Could you use adult supervision?

We all have areas of weaknesses. Instead of struggling with critical areas where you’ve not yet been successful, you need to admit it. Surrender. Realize you currently don’t have the skills or judgment to be left to your own devices.

This is easy when it comes to things like car repair, complicated taxes, legal issues, and even computer upgrades. You know you’re out of your league and think nothing of hiring a specialist.

The challenge is when you think you should know something, or think you can figure it out. You spin your wheels for hours accomplishing nothing. Why do you do this? Mostly because you don’t want to admit you can’t figure it out. Or you like a challenge.

When I have surrendered and solicited help in areas that came easily to others, I’ve made much greater progress quickly. But most of us don’t look at our results and step back to assess that really we have little skill in this area.

For example, after struggling for years to lose weight and get more exercise, I finally realized that while I knew what to do, I didn’t do it. It wasn’t a lack of information, it was an inability to consistently apply what I knew. I saw that if I were going to master this area of my life, I needed outside input. I hired a well-being coach. I worked with her for 18 months and saw dramatic changes in my habits that in turn affected other areas of my life.
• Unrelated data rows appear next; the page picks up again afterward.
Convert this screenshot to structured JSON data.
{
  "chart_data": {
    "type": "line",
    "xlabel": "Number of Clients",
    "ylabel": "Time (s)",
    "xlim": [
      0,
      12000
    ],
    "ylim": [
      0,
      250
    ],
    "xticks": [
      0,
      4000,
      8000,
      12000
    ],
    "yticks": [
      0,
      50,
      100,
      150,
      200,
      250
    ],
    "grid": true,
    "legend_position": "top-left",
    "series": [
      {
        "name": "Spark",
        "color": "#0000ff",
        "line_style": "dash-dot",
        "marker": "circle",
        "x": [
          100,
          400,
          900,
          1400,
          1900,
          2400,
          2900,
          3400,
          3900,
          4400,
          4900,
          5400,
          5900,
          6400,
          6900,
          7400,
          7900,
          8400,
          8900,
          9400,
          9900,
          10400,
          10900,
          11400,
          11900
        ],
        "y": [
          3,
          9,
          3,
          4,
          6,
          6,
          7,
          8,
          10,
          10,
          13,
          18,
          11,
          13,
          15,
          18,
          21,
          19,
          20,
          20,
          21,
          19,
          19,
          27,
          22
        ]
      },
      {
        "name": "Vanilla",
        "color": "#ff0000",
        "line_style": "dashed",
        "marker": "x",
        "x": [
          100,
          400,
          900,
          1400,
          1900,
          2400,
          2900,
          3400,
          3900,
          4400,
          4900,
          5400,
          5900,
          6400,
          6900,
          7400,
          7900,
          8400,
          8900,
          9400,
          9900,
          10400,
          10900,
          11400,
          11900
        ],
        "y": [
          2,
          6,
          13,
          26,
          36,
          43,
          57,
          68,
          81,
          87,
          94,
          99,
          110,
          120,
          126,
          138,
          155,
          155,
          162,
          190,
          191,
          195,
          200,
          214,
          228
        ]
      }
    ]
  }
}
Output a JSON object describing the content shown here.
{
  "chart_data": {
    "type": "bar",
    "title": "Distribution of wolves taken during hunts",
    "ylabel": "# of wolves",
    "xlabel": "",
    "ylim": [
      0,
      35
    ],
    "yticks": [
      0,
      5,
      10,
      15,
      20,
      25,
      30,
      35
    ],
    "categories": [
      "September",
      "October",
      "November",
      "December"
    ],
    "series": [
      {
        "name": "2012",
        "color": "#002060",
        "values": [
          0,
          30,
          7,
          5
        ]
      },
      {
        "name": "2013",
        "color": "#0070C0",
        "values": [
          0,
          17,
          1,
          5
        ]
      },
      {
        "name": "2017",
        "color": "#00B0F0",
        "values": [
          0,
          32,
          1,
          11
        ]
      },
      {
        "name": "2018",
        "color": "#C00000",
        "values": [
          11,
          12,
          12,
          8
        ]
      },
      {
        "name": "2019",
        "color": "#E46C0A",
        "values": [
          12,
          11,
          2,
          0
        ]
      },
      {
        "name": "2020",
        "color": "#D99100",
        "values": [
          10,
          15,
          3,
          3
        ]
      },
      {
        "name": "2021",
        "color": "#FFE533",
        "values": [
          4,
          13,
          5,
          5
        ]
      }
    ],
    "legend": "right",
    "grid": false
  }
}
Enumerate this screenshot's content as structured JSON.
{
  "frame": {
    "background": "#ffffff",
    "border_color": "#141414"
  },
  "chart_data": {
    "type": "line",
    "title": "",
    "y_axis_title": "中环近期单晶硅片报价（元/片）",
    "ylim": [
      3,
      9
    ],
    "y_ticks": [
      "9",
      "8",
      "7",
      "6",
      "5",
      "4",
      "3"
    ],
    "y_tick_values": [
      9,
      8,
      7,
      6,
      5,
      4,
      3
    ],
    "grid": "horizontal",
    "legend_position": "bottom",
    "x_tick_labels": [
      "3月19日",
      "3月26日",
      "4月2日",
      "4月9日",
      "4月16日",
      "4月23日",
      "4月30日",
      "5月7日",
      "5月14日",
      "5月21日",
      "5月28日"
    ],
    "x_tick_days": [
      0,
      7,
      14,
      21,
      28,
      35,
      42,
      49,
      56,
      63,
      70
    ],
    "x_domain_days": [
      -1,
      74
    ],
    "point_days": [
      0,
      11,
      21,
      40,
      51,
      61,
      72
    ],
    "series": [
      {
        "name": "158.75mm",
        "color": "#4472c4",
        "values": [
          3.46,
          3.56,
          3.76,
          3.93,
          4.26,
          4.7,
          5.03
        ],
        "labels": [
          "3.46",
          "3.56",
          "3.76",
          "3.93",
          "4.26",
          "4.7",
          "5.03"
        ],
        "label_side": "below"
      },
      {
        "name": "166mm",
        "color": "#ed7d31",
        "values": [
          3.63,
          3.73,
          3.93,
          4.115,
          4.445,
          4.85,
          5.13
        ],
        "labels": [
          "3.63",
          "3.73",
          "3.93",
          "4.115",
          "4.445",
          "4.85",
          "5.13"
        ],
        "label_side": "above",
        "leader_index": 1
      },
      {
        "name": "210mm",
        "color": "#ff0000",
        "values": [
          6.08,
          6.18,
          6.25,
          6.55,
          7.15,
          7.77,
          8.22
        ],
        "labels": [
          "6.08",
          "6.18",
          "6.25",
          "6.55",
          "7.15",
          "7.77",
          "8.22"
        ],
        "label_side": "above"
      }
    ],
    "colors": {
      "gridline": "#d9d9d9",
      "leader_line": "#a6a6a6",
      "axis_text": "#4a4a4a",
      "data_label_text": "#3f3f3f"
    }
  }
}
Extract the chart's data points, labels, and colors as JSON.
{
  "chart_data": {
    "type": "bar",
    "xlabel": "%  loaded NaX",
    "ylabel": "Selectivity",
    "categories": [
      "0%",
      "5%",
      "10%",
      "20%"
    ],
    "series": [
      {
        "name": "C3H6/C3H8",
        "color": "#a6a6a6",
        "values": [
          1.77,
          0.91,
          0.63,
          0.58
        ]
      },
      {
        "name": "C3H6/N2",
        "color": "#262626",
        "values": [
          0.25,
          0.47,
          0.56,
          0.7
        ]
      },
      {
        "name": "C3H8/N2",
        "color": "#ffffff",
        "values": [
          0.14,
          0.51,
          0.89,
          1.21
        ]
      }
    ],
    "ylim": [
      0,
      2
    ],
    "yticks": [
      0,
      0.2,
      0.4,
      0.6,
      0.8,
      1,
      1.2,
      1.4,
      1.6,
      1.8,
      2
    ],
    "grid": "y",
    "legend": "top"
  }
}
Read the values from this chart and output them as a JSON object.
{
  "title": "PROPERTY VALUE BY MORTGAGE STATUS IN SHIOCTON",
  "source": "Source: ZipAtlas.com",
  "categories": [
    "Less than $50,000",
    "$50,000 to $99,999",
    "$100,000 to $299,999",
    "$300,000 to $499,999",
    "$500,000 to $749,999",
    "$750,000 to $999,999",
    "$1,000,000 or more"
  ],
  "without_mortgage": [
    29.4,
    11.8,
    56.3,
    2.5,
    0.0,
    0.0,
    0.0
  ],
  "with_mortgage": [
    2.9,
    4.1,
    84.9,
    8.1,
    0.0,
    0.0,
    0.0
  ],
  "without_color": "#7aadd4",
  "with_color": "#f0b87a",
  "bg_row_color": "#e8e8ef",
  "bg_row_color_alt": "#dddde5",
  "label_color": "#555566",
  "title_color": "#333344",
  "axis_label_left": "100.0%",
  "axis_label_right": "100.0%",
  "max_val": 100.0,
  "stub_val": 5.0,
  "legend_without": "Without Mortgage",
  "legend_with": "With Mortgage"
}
Most call this kind of input coaching or mentoring. I call it adult supervision. What’s the difference?

There’s a lot of overlap. However, adult supervision is a little looser. It’s engaging someone who’s been successful in what you want to advance. You may not talk every week — it may be once a month or longer. They are a wise sounding board.

I’ve utilized adult supervisors for much of my life. In school, teachers would roam guiding us as we worked on assignments. In auto repair class, the instructor checked as we worked on our cars, helping when needed. After class ended, I felt I still needed guidance, so arranged to tune up my car outside an auto-savvy friend’s house. If I ran into trouble, or wanted him to check my work, he was available just inside the house. It comforted me to know help was only steps away.

A friend recently faced tough times. He confided that he has had to confront his many bad decisions that got him where he’s at. He also admitted that he continues to make bad decisions. He needs some adult supervision to help guide him out of his thinking that keeps him in dire straights.

Since I’ve engaged others to be my adult supervisors, I’ve gained wisdom that would have been more painful left to my own figuring it out. So I’m on the other side — I’m now being asked to be adult supervision for others. They call it coaching, but it is on a irregular basis. They retain me and use my time as they need it. They are fine on many aspects of their businesses, but want a ready sounding board who’s been successful at what they want to accomplish.

Adult supervision is like having a periodic mentor or on-call counsel. You are emboldened to move forward into unfamiliar territory because you know you have guidance to walk you through it. This sage can tutor you through obstacles, push back on your thinking and help you keep aligned with your higher goals.

Have you used counsel like this? If so, how have you worked best with this kind of advisor?